FAT AND HAPPY. Such privacy concerns probably are surmountable. Georgetown University business professor Mary J. Culnan says that consumers typically won't object to such data-mining techniques if they're convinced they're getting something worthwhile for surrendering personal information. In this case, that means persuading them they'll profit if Net banks like E*Offering help them pick stocks.
The technology for such data-mining also needs refinement. Most difficult, successful database marketing requires that you understand the patterns that connect different kinds of financial decisions. That's particularly tough since IPO returns can be large enough to change people's habits. "I haven't made a trade in nine months," says University of Iowa business professor Todd Hogue. "But if I had an IPO with a 300% return in one day, I can't say I wouldn't sell it."

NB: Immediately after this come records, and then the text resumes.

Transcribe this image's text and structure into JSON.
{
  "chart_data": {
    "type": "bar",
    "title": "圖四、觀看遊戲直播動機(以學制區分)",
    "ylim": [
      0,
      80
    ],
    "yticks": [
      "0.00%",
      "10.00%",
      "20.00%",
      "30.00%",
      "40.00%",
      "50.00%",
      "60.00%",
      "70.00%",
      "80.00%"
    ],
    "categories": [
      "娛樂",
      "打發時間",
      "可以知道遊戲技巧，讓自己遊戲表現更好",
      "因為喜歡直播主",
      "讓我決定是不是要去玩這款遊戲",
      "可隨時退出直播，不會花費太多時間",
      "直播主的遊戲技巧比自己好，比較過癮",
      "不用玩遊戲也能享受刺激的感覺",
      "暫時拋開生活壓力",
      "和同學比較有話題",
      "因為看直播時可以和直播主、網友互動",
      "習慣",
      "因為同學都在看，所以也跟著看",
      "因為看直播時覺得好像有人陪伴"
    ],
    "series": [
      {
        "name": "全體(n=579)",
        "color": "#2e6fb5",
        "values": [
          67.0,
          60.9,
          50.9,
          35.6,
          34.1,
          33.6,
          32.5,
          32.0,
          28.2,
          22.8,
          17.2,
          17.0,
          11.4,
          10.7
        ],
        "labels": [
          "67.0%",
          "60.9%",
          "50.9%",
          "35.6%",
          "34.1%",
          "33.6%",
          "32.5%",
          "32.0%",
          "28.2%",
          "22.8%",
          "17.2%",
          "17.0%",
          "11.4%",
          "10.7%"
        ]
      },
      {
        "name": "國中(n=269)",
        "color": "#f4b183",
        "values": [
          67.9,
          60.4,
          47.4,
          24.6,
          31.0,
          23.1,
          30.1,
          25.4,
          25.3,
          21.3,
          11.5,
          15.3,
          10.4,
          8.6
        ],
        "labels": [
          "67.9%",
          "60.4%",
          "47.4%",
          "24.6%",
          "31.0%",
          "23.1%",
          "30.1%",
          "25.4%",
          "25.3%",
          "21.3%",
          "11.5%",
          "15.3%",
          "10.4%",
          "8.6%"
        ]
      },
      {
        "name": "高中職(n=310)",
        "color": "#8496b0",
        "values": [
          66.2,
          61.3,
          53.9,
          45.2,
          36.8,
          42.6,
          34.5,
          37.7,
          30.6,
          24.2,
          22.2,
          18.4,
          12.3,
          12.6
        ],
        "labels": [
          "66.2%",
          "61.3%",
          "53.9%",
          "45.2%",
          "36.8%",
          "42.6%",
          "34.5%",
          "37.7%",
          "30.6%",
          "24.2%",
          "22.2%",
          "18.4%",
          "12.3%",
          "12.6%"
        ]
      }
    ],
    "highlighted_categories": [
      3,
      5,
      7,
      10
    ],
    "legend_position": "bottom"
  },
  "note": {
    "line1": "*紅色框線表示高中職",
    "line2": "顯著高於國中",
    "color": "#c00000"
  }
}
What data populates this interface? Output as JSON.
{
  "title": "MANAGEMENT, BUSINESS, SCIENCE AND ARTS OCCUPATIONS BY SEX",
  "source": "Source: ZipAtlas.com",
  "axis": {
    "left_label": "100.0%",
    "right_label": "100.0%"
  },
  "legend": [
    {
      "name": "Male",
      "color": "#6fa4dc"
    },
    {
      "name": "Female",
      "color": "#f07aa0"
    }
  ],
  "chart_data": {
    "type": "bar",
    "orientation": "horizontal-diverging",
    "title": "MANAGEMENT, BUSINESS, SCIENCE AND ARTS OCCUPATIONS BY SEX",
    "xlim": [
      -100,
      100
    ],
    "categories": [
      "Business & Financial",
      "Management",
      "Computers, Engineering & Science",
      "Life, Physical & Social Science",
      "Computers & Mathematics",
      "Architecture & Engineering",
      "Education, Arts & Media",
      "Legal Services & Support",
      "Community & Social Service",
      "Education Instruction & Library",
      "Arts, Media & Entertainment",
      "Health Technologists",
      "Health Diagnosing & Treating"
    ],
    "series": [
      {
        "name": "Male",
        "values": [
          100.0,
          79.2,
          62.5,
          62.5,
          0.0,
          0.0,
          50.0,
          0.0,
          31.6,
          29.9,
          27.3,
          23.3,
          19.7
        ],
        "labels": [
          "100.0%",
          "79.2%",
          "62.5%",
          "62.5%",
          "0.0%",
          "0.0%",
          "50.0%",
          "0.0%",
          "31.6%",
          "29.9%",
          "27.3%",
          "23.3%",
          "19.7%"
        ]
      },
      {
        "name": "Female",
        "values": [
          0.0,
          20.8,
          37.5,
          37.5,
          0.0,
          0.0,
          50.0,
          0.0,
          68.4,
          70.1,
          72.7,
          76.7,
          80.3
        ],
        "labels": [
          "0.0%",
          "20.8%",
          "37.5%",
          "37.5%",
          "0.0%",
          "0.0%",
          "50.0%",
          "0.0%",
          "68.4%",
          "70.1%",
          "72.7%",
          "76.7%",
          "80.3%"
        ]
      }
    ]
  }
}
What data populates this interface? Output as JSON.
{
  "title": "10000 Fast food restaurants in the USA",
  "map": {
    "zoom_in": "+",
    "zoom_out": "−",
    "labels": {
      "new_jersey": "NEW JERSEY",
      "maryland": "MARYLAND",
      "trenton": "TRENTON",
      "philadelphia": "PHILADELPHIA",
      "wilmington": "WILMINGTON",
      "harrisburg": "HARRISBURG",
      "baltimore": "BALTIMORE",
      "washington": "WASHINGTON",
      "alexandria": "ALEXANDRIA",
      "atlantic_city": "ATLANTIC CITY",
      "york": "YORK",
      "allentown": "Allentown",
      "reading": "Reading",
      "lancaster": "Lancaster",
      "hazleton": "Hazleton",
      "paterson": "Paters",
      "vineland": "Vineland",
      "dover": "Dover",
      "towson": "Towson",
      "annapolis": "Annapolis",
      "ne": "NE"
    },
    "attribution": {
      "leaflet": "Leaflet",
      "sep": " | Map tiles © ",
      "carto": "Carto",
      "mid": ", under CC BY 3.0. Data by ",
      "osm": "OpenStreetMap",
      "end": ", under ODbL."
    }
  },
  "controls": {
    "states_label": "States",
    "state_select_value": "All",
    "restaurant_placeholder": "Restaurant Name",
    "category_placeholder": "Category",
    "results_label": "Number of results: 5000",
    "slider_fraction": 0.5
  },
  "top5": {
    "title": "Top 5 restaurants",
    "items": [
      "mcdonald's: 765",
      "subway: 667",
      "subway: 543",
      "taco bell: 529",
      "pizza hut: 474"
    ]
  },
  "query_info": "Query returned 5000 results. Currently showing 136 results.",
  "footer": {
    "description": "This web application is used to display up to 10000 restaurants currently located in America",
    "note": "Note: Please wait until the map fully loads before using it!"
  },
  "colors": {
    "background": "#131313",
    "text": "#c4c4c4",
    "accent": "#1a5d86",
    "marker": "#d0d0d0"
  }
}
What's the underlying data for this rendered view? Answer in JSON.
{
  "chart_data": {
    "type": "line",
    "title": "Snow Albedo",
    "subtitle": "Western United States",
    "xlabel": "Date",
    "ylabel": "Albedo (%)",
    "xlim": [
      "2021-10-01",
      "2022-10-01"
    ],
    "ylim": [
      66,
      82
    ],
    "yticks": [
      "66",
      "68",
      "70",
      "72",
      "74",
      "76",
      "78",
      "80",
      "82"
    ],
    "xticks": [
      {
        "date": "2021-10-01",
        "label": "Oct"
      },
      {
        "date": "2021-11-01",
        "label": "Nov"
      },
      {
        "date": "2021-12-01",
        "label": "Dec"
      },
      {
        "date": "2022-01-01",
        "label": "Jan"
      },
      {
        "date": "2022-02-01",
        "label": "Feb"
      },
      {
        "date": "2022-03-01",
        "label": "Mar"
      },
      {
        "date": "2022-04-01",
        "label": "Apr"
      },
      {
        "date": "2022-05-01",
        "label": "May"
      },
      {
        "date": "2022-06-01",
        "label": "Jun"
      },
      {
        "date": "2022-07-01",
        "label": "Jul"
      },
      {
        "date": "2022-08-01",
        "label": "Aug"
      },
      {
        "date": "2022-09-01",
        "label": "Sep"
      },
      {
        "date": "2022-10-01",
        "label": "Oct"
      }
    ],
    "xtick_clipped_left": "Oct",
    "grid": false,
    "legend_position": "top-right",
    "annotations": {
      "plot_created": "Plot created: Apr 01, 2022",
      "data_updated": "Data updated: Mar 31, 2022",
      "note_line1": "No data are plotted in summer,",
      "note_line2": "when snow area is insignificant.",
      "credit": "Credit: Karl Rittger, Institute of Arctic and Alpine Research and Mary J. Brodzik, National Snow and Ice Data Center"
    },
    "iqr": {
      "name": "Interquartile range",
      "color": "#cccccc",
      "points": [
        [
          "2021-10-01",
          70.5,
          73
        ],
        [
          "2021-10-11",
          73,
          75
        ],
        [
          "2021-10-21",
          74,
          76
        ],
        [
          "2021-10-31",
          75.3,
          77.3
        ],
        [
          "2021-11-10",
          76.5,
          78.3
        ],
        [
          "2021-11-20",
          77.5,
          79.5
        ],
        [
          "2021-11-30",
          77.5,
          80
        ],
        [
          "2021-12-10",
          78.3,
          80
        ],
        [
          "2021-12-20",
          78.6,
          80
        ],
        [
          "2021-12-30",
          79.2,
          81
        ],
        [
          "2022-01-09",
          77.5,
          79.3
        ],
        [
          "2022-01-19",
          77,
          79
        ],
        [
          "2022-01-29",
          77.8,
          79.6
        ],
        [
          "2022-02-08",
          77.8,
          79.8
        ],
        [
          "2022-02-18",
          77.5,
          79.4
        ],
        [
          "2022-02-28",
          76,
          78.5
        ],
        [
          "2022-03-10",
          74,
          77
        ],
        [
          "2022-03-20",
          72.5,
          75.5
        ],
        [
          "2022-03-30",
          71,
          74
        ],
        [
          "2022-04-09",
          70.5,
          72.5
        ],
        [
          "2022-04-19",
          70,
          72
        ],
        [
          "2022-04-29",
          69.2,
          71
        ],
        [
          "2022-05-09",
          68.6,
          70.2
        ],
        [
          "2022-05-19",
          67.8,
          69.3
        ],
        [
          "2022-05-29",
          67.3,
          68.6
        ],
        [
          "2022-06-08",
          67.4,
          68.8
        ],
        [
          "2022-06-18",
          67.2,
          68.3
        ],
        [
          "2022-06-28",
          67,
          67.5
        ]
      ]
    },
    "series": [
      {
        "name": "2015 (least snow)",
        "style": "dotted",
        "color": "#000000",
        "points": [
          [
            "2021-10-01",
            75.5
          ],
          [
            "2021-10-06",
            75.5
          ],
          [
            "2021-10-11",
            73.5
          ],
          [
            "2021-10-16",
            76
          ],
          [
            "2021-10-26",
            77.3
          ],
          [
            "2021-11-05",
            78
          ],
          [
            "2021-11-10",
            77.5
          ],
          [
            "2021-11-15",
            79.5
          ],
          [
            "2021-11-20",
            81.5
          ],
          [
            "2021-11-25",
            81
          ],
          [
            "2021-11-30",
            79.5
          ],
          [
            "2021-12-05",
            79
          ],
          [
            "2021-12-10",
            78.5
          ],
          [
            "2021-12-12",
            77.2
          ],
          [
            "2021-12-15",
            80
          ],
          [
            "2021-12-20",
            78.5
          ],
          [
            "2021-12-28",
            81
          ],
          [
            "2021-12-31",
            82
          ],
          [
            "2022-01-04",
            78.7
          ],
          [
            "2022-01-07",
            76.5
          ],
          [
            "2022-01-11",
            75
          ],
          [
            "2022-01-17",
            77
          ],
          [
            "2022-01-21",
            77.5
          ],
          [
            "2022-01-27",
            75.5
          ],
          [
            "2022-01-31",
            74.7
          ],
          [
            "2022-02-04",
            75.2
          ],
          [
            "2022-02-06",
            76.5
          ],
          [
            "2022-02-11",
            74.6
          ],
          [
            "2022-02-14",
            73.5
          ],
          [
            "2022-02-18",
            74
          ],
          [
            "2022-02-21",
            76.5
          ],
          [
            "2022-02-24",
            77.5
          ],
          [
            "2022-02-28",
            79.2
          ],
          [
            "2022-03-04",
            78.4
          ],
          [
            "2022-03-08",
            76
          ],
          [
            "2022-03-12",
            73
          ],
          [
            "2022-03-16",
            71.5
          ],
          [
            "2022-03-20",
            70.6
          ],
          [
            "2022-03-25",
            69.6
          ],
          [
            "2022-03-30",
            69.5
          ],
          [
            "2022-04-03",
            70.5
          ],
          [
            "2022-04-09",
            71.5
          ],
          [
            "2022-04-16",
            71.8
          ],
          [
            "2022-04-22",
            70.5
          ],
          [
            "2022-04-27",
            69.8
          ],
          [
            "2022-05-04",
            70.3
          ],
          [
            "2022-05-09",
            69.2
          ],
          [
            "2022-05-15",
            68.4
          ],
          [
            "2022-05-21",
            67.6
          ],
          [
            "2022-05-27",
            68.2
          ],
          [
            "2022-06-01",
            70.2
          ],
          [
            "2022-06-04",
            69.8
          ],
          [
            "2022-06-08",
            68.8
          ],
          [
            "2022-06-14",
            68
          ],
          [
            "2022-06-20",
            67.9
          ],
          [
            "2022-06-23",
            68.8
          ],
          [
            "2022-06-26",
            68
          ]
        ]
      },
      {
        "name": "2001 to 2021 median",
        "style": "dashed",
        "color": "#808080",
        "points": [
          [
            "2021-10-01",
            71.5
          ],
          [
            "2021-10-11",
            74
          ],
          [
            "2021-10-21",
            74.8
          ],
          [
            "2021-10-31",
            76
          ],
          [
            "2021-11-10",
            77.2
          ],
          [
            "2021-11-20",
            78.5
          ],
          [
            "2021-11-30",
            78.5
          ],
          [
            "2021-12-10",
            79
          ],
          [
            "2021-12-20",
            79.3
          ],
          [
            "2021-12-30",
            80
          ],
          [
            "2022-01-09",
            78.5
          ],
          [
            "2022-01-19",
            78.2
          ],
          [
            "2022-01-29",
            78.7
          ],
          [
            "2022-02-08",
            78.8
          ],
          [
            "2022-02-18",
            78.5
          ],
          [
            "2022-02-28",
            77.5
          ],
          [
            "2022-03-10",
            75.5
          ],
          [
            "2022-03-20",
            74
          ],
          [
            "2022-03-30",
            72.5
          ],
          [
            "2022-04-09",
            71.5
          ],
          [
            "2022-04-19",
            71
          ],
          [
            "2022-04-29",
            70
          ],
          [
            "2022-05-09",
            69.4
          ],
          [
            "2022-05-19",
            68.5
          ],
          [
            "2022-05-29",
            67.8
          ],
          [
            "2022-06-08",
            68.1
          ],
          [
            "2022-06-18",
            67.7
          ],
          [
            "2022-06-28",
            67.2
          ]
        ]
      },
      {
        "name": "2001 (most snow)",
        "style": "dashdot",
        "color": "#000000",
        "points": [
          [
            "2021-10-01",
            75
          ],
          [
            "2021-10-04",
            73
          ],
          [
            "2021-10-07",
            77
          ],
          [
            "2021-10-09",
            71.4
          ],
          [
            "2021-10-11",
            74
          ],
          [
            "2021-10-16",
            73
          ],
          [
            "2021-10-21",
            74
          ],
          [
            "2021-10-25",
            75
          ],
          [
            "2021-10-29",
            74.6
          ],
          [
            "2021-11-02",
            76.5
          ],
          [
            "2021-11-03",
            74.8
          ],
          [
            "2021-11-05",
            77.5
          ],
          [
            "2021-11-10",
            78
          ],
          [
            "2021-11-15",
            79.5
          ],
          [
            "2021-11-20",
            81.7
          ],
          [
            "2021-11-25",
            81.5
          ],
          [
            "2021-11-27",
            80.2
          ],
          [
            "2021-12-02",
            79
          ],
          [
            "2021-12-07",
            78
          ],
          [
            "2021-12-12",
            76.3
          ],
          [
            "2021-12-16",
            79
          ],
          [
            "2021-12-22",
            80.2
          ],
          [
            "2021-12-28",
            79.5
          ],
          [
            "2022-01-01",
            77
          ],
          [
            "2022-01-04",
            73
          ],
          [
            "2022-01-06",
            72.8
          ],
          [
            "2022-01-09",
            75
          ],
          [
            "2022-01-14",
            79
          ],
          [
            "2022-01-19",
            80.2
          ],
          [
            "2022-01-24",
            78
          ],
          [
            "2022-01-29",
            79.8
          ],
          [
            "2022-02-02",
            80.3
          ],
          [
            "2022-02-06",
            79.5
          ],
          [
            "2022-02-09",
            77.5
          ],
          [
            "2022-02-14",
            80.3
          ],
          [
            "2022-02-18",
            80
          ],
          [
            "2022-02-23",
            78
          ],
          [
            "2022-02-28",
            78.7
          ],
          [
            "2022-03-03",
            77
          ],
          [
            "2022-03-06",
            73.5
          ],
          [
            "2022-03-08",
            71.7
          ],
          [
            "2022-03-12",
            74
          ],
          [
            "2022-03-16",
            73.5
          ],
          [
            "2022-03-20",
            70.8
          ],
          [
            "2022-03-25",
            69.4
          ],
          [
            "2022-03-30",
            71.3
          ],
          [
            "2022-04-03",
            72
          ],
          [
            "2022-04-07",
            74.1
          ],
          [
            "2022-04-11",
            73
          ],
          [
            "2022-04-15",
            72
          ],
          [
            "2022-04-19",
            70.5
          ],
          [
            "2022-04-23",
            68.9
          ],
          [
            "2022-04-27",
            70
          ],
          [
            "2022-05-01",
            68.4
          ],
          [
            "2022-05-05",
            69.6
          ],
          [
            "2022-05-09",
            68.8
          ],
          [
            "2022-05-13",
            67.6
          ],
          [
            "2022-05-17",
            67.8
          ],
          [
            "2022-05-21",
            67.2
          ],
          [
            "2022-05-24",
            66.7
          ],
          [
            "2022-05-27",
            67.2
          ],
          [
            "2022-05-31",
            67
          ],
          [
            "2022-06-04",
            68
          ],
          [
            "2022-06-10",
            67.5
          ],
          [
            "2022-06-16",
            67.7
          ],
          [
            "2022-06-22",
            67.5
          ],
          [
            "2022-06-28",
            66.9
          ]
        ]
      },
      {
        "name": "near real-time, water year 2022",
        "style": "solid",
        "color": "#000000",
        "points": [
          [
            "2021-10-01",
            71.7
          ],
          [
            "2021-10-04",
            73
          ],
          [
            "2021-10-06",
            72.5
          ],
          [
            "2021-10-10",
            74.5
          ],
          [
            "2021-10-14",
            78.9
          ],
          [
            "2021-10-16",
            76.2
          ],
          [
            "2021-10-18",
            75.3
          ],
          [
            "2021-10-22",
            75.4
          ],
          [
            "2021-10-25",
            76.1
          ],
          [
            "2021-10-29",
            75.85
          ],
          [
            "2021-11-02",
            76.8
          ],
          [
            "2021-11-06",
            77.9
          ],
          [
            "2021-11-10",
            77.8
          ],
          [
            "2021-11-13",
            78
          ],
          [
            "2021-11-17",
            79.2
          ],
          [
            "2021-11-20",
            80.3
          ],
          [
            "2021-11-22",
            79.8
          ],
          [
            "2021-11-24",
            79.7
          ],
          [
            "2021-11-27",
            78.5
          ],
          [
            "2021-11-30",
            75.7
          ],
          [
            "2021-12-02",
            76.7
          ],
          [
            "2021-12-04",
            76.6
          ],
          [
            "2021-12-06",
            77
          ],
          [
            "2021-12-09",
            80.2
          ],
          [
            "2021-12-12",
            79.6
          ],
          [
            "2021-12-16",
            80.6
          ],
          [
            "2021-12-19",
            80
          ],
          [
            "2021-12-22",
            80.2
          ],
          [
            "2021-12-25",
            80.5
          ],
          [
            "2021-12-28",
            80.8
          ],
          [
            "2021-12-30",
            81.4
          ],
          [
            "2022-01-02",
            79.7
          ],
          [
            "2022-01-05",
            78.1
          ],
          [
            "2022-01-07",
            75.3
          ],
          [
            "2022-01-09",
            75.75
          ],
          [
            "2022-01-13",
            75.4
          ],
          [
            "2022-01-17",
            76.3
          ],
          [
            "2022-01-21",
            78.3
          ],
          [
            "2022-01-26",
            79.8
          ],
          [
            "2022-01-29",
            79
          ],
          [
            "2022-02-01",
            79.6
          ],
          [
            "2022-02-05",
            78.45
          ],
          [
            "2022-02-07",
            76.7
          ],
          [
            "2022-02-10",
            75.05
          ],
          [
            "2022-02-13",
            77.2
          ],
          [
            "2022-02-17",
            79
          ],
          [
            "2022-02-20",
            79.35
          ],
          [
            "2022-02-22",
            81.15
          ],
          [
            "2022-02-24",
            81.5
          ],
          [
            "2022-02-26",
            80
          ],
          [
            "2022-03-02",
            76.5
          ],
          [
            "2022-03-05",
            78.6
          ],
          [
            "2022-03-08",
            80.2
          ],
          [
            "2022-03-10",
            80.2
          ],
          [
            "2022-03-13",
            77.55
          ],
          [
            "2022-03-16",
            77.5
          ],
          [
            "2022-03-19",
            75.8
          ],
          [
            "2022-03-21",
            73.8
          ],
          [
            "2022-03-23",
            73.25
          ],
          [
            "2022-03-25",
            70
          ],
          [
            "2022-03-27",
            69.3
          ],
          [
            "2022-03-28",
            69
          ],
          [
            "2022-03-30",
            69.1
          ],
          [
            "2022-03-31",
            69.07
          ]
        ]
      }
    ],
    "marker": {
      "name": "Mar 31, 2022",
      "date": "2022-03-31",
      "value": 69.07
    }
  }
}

The biggest reason this e-IPO revolution hasn't hit, however, may be that the would-be revolutionaries are a little too fat and happy. Through Labor Day, the $30.1 billion raised in IPOs this year was up 39% from the same time last year. With so much business to go around, the new investment banks have been sharing with traditional banks more than competing against them. Aggressive moves to change stock underwriting may have to wait for a market where there's not quite so much business to go around.